Fokker-Planck Equation and de Sitter Duality

TL;DR

This paper explores the duality between de Sitter space and random walk processes, using the Fokker-Planck equation to connect stochastic and geometric perspectives, and makes predictions consistent with current cosmological observations.

Contribution

It introduces a novel de Sitter duality framework linking stochastic processes with geometric spacetime properties, and analyzes solutions of the Fokker-Planck equation in inflationary cosmology.

Findings

Predicted spectral index n_s < 0.975 for N=50

Predicted tensor-to-scalar ratio r < 0.04 for N=50

Lowered upper bound of r considering random walk effects

Abstract

Infra-Red scaling property of inflationary universe is in the same universality class of random walk. The two point correlators of the curvature perturbations are enhanced by the e-folding number N. The distribution function of the curvature perturbation $\rho_t (\zeta)$ satisfies the Fokker Planck equation. The de Sitter universes are dual to the random walk: They belong to the Universality class of dimension two fractal. These boundary and bulk duality are at the heart of holography of quantum gravity. Historically the correspondence of thermodynamics and Einstein's equation are recognized as the first evidence for de Sitter duality .Our de Sitter duality relates the stochastic and geometric point of view. We study two types of the solutions of FP equation in quasi de Sitter space: (1) UV complete spacetime and (2) inflationary spacetime with concave potentials.
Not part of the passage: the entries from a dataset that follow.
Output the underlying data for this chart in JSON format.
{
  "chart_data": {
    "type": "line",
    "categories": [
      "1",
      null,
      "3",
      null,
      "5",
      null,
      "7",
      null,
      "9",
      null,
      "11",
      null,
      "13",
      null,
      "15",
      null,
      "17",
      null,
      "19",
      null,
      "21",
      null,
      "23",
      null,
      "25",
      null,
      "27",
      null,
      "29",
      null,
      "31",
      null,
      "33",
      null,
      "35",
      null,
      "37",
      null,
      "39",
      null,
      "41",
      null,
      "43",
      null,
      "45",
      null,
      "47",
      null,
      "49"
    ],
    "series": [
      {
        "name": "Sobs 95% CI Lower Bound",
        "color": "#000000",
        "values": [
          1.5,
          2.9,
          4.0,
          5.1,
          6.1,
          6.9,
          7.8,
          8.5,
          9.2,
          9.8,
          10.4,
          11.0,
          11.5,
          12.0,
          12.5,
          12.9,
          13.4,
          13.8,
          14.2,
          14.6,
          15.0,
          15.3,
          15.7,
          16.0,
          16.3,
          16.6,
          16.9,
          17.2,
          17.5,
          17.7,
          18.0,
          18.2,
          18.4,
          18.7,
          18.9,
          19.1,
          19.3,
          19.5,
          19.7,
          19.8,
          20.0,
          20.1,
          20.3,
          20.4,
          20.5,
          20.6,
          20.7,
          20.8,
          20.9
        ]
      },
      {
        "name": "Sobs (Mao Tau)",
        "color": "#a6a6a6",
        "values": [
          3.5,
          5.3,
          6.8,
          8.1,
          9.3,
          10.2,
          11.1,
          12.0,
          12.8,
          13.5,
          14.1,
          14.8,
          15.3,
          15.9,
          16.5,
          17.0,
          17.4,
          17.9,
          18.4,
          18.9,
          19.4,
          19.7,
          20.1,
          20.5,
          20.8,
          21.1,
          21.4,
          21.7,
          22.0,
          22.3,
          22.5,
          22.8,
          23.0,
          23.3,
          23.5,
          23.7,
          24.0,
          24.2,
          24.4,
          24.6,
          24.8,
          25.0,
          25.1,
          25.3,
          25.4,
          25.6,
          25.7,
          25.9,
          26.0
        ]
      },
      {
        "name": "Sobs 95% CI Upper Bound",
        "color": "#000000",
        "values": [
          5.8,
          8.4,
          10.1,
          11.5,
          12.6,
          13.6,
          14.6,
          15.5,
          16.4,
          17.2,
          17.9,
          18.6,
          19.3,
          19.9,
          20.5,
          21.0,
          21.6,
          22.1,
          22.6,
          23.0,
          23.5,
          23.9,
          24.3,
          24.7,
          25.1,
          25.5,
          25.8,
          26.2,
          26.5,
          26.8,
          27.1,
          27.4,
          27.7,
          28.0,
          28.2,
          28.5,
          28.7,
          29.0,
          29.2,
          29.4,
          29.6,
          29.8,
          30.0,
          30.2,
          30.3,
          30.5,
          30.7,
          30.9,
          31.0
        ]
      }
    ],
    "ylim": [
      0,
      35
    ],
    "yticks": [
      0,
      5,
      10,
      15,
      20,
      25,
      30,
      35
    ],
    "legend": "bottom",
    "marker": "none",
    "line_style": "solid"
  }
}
The maximum entropy principle favors the following scenario: The universe is (a) born with small epsilon and (b) grows by inflation in the concave potential. We predict n_s <0.975(0.97) and r < 0.04(0.03) for N=50(60) at the pivot angle 0.002Mpc^{-1}. We have lowered the upper bound of $r$ by taking account of random walk effect at the boundary. Our predictions are highly consistent with recent observations.